Müller: Ja, wir müssen dann in den Krisenregionen wieder kürzen. Das war einer der Auslöser auch für die Flüchtlingskrise 2015. Wenn die Menschen eben nichts mehr zum Überleben haben, dann müssen sie sich auf die Flucht machen, und dann kommen sie auch zu uns.
"Ich warne davor, diese Hilfen jetzt zu kürzen"
Capellan: Bisher war es ja so, da gab es auch eine Vereinbarung im Kabinett, wenn es zusätzliche Steuereinnahmen gab, dann gingen die prioritär unter anderem auch in Ihr Ministerium, auch in das Verteidigungsministerium, für die Sicherheitspolitik, aber auch in das Entwicklungsministerium. Ist damit jetzt Schluss?

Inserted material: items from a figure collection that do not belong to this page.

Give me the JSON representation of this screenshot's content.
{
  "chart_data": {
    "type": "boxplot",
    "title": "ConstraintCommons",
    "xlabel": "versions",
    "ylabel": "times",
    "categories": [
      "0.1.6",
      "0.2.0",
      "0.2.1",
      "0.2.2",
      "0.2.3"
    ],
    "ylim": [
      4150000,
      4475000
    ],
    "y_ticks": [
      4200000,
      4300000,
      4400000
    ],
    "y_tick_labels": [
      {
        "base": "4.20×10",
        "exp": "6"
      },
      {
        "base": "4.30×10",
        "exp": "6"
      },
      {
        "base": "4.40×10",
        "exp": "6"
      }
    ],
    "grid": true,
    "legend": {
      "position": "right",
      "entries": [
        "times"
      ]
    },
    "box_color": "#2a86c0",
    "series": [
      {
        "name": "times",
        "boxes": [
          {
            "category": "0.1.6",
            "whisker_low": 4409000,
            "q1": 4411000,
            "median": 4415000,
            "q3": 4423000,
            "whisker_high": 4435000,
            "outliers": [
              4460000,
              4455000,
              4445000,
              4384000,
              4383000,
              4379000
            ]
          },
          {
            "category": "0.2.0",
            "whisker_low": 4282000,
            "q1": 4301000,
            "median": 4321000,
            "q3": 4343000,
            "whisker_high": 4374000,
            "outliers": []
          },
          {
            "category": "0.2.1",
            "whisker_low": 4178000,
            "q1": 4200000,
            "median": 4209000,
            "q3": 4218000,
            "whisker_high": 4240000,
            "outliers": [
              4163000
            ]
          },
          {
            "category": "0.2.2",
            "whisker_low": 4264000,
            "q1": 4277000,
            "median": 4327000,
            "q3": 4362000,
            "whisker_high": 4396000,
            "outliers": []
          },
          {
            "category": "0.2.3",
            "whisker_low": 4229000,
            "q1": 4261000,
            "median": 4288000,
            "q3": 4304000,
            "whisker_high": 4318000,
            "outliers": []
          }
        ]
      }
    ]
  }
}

Müller: Wir müssen an die Koalitionsvereinbarung nicht nur erinnern, sondern sie muss eingehalten werden und hier geht es um Menschenleben. Es geht aber auch um Sicherheit. Es ist nicht nur human, sondern es ist auch wirtschaftlich. Wir geben für die eine Million Flüchtlinge hier in Deutschland im Jahr 25 Milliarden aus. Die Ausgaben für einen hier ankommenden Flüchtling sind mehr als das Hundertfache, als wenn wir Hilfe vor Ort in den Krisenregionen leisten. Also es ist ausgesprochen sinnvoll, und ich warne davor, diese Hilfen jetzt zu kürzen.
Capellan: Also Sie bestehen darauf, wenn es Spielraum gibt, wenn es zusätzliches Geld gibt, in diesem Jahr beispielsweise erwarten wir ja noch Steuermehreinnahmen gegenüber dem, was man erhofft hatte, da muss das auch in das Entwicklungsministerium gehen?
Müller: Ja, das ist doch in unserem eigenen Interesse, dass wir mit dem Entwicklungsetat nicht Achterbahn fahren wollen.
Scholz "verkennt die globalen Herausforderungen"
Capellan: Aber das sieht ja wahrscheinlich der Finanzminister Olaf Scholz von der SPD etwas anders. Also setzt er, der Sozialdemokrat Scholz, falsche Prioritäten?
Müller: Ja, eindeutig, er verkennt die globalen Herausforderungen, und es ist meine Aufgabe, klar zu sagen, wer im Entwicklungsetat kürzt, was für 2021 vorgesehen ist, der muss die Verantwortung übernehmen für Leben und Tod in den Krisenregionen um Europa herum, wo Deutschland Großartiges leistet. Er muss auch Verantwortung dafür übernehmen, dass wir unsere internationalen Klimazusagen nicht einhalten können.
Capellan: Da will ich auch gleich darauf zu sprechen kommen, auf die Klimapolitik, aber noch einmal zurück zum großen Ganzen in diesem Haushalt. Da fordern ja beide Seiten viel Geld, die SPD insbesondere für soziale Projekte, Stichwort Grundrente. Da sagen viele, das kostet fünf bis acht Milliarden Euro. Die Union beispielsweise will den Soli komplett abschaffen. Da heißt es, das kostet zwölf Milliarden. Also am Ende stellt sich ja die Frage, wofür wollen wir das Geld wirklich ausgeben, wo soll es herkommen, müssen mir möglicherweise doch die schwarze Null aufgeben und wieder neue Schulden machen. Wie stehen Sie dazu?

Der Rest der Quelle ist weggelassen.